Les bénéfices des statines ont été sous-estimés et les effets secondaires « exagérés », dénonce le « Lancet ». Dans une large revue scientifique internationale, la balance bénéfices/risques apparaît clairement favorable. Ces résultats rassurants seront-ils suffisants pour calmer la polémique qui court ces dernières années en France et ailleurs ?
C'est en tout cas l'objectif affiché par les auteurs, qui veulent dénoncer « les allégations trompeuses concernant la sécurité et l'efficacité de traitements par statines » et « d'aider les médecins, les patients et le grand public à prendre des décisions éclairées à propos de la prescription des statines pour la prévention des infarctus et des accidents vasculaires cérébraux (AVC) ».
Une évaluation définitive
Ces antilipémiants ont été décriés, notamment en France avec la publication en 2013 du livre du Pr Philippe Even. De nombreux patients ont arrêté leur traitement suite à la polémique autour des statines ces dernières années, – près de 200 000 au Royaume-Uni et 10 % d'arrêt en plus à chaque publication négative au Danemark.
L'équipe du Dr Rory Collins à l'université d'Oxford entend même mettre un coup d'arrêt à cette dangereuse controverse, estimant que la solidité des données disponibles leur permet de donner un verdict définitif. « Aucun résultat supplémentaire qui émergerait à propos des effets des statines ne pourra modifier sensiblement la balance entre les bénéfices et les risques », écrivent-ils.

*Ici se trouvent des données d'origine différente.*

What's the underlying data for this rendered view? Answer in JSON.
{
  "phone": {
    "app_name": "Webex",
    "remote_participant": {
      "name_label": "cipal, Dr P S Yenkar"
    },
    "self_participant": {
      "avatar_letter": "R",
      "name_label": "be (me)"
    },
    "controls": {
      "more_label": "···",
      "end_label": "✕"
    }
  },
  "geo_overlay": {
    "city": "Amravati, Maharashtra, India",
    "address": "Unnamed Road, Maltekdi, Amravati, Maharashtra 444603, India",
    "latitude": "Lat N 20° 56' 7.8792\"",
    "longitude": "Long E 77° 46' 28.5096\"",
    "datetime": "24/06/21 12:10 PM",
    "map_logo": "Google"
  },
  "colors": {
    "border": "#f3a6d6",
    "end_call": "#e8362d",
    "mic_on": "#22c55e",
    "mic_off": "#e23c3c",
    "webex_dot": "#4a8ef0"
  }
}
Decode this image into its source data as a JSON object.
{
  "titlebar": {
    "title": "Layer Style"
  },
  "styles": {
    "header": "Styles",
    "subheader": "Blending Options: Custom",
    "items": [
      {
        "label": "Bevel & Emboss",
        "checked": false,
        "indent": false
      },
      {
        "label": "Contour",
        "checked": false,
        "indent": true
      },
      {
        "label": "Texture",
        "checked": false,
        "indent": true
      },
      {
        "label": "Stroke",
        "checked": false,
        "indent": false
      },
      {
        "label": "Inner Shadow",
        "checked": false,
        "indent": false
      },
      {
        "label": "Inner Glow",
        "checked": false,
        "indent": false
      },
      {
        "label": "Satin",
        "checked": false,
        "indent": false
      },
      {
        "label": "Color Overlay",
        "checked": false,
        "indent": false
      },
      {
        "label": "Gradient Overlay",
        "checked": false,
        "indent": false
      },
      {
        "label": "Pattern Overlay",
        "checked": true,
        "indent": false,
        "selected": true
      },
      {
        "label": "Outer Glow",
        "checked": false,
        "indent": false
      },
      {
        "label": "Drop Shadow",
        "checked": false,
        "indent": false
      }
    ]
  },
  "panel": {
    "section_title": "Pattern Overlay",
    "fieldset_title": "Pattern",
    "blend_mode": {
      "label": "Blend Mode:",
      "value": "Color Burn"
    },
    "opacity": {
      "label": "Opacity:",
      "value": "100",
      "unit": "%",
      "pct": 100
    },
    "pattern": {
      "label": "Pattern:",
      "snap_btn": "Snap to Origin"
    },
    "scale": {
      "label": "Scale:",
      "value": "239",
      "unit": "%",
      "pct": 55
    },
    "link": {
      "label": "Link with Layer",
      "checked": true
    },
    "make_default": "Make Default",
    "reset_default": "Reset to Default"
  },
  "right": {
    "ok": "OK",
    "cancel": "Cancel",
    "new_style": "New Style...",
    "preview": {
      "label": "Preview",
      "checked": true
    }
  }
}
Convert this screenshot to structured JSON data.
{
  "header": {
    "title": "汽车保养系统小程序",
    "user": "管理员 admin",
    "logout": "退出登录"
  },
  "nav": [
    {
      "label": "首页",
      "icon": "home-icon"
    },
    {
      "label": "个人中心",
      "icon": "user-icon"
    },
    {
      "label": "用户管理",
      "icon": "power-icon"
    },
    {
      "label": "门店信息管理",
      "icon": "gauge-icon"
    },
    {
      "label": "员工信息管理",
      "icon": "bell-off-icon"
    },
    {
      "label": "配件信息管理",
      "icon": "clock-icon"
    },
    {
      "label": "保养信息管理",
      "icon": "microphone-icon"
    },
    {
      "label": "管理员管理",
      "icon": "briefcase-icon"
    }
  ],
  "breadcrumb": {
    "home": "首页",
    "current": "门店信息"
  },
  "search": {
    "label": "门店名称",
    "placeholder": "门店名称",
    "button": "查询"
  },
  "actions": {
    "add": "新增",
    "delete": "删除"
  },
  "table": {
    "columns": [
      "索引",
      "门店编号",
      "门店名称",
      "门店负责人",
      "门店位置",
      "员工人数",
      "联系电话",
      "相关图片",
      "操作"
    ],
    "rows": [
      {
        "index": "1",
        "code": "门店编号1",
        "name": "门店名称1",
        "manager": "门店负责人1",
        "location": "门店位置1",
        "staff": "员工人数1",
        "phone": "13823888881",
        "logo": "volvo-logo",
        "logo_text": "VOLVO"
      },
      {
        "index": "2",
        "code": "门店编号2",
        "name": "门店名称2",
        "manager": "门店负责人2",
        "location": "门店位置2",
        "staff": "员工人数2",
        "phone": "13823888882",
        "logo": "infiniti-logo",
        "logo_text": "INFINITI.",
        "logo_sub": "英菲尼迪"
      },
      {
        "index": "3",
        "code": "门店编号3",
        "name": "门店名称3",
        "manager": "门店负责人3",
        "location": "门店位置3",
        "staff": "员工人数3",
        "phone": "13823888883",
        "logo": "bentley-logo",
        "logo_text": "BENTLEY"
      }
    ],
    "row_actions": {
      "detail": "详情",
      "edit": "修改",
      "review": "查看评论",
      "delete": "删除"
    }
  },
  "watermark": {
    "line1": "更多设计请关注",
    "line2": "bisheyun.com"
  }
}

Traiter 10 000 patients pendant 5 ans
Dans leur analyse, les auteurs mettent en garde contre les risques à conclure hâtivement à partir d'études non randomisées observationnelles. Selon l'étude britannique, la réduction du taux de cholestérol LDL de 2 mmol/l par une statine (atorvastatine 40 mg) dans une population de 10 000 sujets pendant 5 ans permet d'éviter un accident cardio-vasculaire majeur chez 1 000 sujets ayant des antécédents cardio-vasculaires, traités en prévention secondaire (10 %) et chez 500 sujets à risque sans antécédent, c'est-à-dire traités en prévention primaire.
Du côté des effets secondaires, les auteurs font la différence entre les symptômes musculaires (faiblesse, douleurs) et la myopathie définie par l'association de myalgies et de taux élevés de CPK et qui peut évoluer vers une rhabdomyolyse en l'absence d'arrêt du traitement. Ils rappellent que les seuls effets secondaires graves attribués à un traitement par statines au long cours sont la myopathie, l'apparition d'un diabète de type 2 et probablement la survenue d'AVC hémorragique. Pour les symptômes musculaires estimés à 20 % dans les études observationnelles, ils seraient en grande partie injustement attribués au médicament.
Des questions en suspens en France
La question des statines mérite d'être clarifiée en France. Quand la polémique a éclaté, la HAS avait réagi en défendant « l'intérêt indiscutable des statines en prévention secondaire », l'agence s'était montrée plus évasive pour la prévention primaire, estimant qu'il existe « Un certain mésusage en France » et que ces molécules sont à réserver aux personnes à haut risque.
De nouvelles études défendent la place des statines en prévention primaire, comme la récente étude HOPE3 . Dans ces dernières recommandations pour les dyslipidémies publiées fin août dernier, la Société européenne de cardiologie (ESC) propose de traiter après calcul du niveau de risque cardio-vasculaire. Ces nouvelles données devraient entrer en ligne de compte dans la nouvelle fiche mémo de la HAS sur l'hypercholestérolémie primaire à paraître en fin d'année.